Vacation Rental Maintenance Checklist
A vacation rental maintenance checklist helps hosts catch small problems before they become guest complaints, refund requests, or emergency repairs.
Why maintenance needs a checklist
Short-term rentals are used heavily. Guests may not report every issue, cleaners may notice problems without knowing where to log them, and small maintenance items can disappear between turnovers. A simple checklist gives hosts a repeatable way to capture issues before the next guest arrives.
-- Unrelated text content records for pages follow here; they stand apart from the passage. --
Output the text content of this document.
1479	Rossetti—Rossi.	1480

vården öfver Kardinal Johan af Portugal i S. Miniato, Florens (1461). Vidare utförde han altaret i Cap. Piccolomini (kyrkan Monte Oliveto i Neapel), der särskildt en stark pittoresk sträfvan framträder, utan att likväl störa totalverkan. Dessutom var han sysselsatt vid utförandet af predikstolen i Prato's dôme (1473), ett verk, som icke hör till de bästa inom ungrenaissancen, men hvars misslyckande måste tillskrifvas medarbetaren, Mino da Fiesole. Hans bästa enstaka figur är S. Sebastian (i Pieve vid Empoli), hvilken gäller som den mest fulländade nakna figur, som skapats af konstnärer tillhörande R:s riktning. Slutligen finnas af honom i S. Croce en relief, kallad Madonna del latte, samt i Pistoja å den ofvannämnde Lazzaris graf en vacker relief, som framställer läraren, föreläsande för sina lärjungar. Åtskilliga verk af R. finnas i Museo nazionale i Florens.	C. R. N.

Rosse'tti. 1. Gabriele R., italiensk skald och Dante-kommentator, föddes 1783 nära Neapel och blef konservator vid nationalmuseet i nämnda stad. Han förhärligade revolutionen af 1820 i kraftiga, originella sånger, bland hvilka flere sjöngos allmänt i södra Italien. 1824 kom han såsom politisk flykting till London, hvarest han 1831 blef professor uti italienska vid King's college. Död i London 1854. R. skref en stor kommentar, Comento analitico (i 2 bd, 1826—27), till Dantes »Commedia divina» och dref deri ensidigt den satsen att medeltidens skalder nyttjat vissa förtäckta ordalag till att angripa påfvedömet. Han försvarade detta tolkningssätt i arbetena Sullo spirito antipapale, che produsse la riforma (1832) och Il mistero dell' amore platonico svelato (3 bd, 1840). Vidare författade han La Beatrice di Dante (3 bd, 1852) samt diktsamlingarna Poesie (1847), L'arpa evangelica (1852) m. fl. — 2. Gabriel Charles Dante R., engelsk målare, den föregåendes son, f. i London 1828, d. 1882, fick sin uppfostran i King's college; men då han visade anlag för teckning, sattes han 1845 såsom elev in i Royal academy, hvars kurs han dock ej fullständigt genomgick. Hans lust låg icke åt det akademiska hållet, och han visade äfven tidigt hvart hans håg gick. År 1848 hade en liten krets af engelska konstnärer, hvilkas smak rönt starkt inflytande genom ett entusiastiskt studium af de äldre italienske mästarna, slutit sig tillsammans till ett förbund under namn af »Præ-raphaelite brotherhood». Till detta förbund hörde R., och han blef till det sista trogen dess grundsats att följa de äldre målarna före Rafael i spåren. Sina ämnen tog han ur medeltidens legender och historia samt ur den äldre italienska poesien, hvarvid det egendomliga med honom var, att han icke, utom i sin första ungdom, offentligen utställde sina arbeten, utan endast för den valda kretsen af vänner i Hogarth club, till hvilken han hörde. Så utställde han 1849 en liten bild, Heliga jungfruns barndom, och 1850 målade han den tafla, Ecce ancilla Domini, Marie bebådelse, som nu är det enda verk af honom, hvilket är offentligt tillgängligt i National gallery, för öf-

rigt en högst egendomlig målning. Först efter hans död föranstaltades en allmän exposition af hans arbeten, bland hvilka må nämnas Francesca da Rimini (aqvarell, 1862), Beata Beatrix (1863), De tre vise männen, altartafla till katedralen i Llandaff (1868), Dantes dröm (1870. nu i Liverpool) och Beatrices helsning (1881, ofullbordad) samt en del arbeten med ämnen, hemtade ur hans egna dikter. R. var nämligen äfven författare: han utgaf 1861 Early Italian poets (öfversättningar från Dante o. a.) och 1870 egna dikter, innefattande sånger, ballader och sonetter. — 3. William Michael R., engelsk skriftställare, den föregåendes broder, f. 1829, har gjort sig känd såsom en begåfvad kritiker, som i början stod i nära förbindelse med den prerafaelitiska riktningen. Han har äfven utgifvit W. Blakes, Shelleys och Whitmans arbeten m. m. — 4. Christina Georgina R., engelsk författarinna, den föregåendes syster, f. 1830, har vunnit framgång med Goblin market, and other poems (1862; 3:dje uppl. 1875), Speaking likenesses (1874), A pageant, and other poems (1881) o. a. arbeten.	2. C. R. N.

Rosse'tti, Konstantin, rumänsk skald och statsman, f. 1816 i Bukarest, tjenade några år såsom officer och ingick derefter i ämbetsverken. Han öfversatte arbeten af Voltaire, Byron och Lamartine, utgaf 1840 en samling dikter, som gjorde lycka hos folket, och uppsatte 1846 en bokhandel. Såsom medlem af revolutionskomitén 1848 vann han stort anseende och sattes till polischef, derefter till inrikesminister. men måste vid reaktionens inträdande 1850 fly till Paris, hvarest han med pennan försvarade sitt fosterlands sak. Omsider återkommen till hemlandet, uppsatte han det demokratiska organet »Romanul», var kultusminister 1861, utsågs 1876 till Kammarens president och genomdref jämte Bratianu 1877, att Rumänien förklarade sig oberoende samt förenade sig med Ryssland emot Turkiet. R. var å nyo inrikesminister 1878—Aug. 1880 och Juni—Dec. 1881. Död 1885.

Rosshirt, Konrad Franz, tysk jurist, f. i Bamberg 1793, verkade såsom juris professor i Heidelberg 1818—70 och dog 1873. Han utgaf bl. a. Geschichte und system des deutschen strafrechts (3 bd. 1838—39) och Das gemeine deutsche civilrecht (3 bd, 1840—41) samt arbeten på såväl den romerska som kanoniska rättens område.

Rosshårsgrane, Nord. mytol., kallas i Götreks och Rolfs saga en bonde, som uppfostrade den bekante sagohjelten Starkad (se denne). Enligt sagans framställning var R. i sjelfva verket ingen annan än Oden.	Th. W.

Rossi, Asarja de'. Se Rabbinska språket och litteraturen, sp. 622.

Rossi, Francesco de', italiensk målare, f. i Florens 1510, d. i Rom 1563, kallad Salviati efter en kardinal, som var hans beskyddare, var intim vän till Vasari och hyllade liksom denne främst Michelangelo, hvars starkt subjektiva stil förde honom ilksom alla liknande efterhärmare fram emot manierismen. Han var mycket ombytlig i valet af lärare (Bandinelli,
Maintenance items to check during turnovers
- Light bulbs and lamps
- Remote controls and batteries
- Wi-Fi router and smart devices
- Thermostat and HVAC operation
- Plumbing leaks under sinks
- Toilets, drains, and shower pressure
- Appliances and kitchen equipment
- Door locks, entry codes, and keys
- Windows, blinds, curtains, and screens
- Furniture damage, stains, or missing items
- Smoke detectors, CO detectors, and fire extinguishers
- Outdoor areas, grills, patios, decks, or pools if applicable
Simple maintenance log fields
For each issue, track:
Maintenance log template
Date noticed: When the issue was found.
Found by: Host, cleaner, guest, co-host, inspector, or maintenance vendor.
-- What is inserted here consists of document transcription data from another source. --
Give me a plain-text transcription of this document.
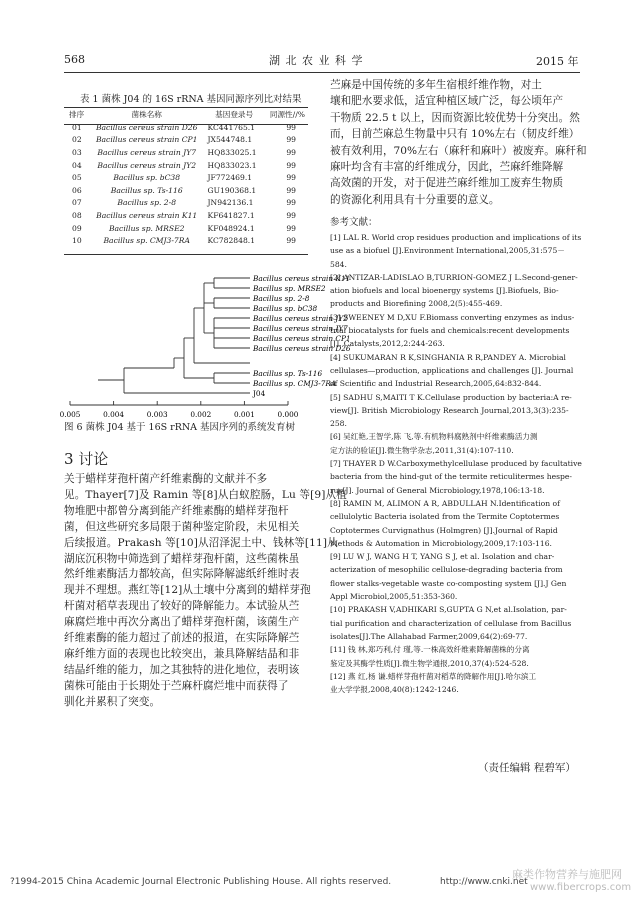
568	湖 北 农 业 科 学	2015 年
表 1 菌株 J04 的 16S rRNA 基因同源序列比对结果
排序	菌株名称	基因登录号	同源性//%
01	Bacillus cereus strain D26	KC441765.1	99
02	Bacillus cereus strain CP1	JX544748.1	99
03	Bacillus cereus strain JY7	HQ833025.1	99
04	Bacillus cereus strain JY2	HQ833023.1	99
05	Bacillus sp. bC38	JF772469.1	99
06	Bacillus sp. Ts-116	GU190368.1	99
07	Bacillus sp. 2-8	JN942136.1	99
08	Bacillus cereus strain K11	KF641827.1	99
09	Bacillus sp. MRSE2	KF048924.1	99
10	Bacillus sp. CMJ3-7RA	KC782848.1	99
Bacillus cereus strain K11
Bacillus sp. MRSE2
Bacillus sp. 2-8
Bacillus sp. bC38
Bacillus cereus strain JY2
Bacillus cereus strain JY7
Bacillus cereus strain CP1
Bacillus cereus strain D26
Bacillus sp. Ts-116
Bacillus sp. CMJ3-7RA
J04
0.005	0.004	0.003	0.002	0.001	0.000
图 6 菌株 J04 基于 16S rRNA 基因序列的系统发育树
3 讨论
关于蜡样芽孢杆菌产纤维素酶的文献并不多
见。Thayer[7]及 Ramin 等[8]从白蚁腔肠，Lu 等[9]从植
物堆肥中都曾分离到能产纤维素酶的蜡样芽孢杆
菌，但这些研究多局限于菌种鉴定阶段，未见相关
后续报道。Prakash 等[10]从沼泽泥土中、钱林等[11]从
湖底沉积物中筛选到了蜡样芽孢杆菌，这些菌株虽
然纤维素酶活力都较高，但实际降解滤纸纤维时表
现并不理想。燕红等[12]从土壤中分离到的蜡样芽孢
杆菌对稻草表现出了较好的降解能力。本试验从苎
麻腐烂堆中再次分离出了蜡样芽孢杆菌，该菌生产
纤维素酶的能力超过了前述的报道，在实际降解苎
麻纤维方面的表现也比较突出，兼具降解结晶和非
结晶纤维的能力，加之其独特的进化地位，表明该
菌株可能由于长期处于苎麻杆腐烂堆中而获得了
驯化并累积了突变。
苎麻是中国传统的多年生宿根纤维作物，对土
壤和肥水要求低，适宜种植区域广泛，每公顷年产
干物质 22.5 t 以上，因而资源比较优势十分突出。然
而，目前苎麻总生物量中只有 10%左右（韧皮纤维）
被有效利用，70%左右（麻秆和麻叶）被废弃。麻秆和
麻叶均含有丰富的纤维成分，因此，苎麻纤维降解
高效菌的开发，对于促进苎麻纤维加工废弃生物质
的资源化利用具有十分重要的意义。
参考文献：
[1] LAL R. World crop residues production and implications of its
use as a biofuel [J].Environment International,2005,31:575－
584.
[2] ANTIZAR-LADISLAO B,TURRION-GOMEZ J L.Second-gener-
ation biofuels and local bioenergy systems [J].Biofuels, Bio-
products and Biorefining 2008,2(5):455-469.
[3] SWEENEY M D,XU F.Biomass converting enzymes as indus-
trial biocatalysts for fuels and chemicals:recent developments
[J]. Catalysts,2012,2:244-263.
[4] SUKUMARAN R K,SINGHANIA R R,PANDEY A. Microbial
cellulases—production, applications and challenges [J]. Journal
of Scientific and Industrial Research,2005,64:832-844.
[5] SADHU S,MAITI T K.Cellulase production by bacteria:A re-
view[J]. British Microbiology Research Journal,2013,3(3):235-
258.
[6] 吴红艳,王智学,陈 飞,等.有机物料腐熟剂中纤维素酶活力测
定方法的验证[J].微生物学杂志,2011,31(4):107-110.
[7] THAYER D W.Carboxymethylcellulase produced by facultative
bacteria from the hind-gut of the termite reticulitermes hespe-
rus[J]. Journal of General Microbiology,1978,106:13-18.
[8] RAMIN M, ALIMON A R, ABDULLAH N.Identification of
cellulolytic Bacteria isolated from the Termite Coptotermes
Coptotermes Curvignathus (Holmgren) [J].Journal of Rapid
Methods & Automation in Microbiology,2009,17:103-116.
[9] LU W J, WANG H T, YANG S J, et al. Isolation and char-
acterization of mesophilic cellulose-degrading bacteria from
flower stalks-vegetable waste co-composting system [J].J Gen
Appl Microbiol,2005,51:353-360.
[10] PRAKASH V,ADHIKARI S,GUPTA G N,et al.Isolation, par-
tial purification and characterization of cellulase from Bacillus
isolates[J].The Allahabad Farmer,2009,64(2):69-77.
[11] 钱 林,郑巧利,付 瑾,等.一株高效纤维素降解菌株的分离
鉴定及其酶学性质[J].微生物学通报,2010,37(4):524-528.
[12] 燕 红,杨 谦.蜡样芽孢杆菌对稻草的降解作用[J].哈尔滨工
业大学学报,2008,40(8):1242-1246.
（责任编辑 程碧军）
?1994-2015 China Academic Journal Electronic Publishing House. All rights reserved.	http://www.cnki.net
麻类作物营养与施肥网
www.fibercrops.com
Location: Room, appliance, amenity, or outdoor area.
Issue: What is broken, low, missing, stained, noisy, leaking, or not working.
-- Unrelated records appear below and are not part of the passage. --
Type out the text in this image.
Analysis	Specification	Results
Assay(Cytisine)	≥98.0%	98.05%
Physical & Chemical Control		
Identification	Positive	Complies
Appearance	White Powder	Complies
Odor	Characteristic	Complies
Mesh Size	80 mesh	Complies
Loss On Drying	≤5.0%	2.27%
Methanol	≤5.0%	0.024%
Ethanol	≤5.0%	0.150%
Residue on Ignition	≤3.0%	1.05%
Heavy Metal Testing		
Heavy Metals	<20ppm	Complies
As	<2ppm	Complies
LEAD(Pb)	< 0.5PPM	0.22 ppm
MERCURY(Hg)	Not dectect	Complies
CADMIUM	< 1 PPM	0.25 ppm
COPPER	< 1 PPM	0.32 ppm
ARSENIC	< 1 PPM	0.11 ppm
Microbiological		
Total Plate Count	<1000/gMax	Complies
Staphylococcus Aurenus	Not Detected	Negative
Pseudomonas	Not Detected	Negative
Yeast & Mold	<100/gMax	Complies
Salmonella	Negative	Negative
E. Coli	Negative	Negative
Urgency: Before next guest, this week, routine, or monitor.
Status: Open, scheduled, fixed, replaced, or deferred.
Notes/photos: Links or notes that help document the issue.
Recurring maintenance schedule
Some items do not need to be checked at every turnover, but they should still be scheduled. Examples include air filter replacement, deep cleaning, appliance checks, battery replacement, pest monitoring, seasonal outdoor checks, and owner closet inventory review.
Cleaner-reported maintenance issues
Cleaners often see problems before hosts do. Your cleaner handoff process should include a simple place to note damage, low supplies, stains, broken items, missing remotes, or anything that needs host review before the next check-in.
Use maintenance tracking with your turnover process
Maintenance tracking works best when it is connected to the turnover checklist, restocking process, and guest message workflow. That way issues found during cleaning can move into a visible follow-up list instead of being buried in texts.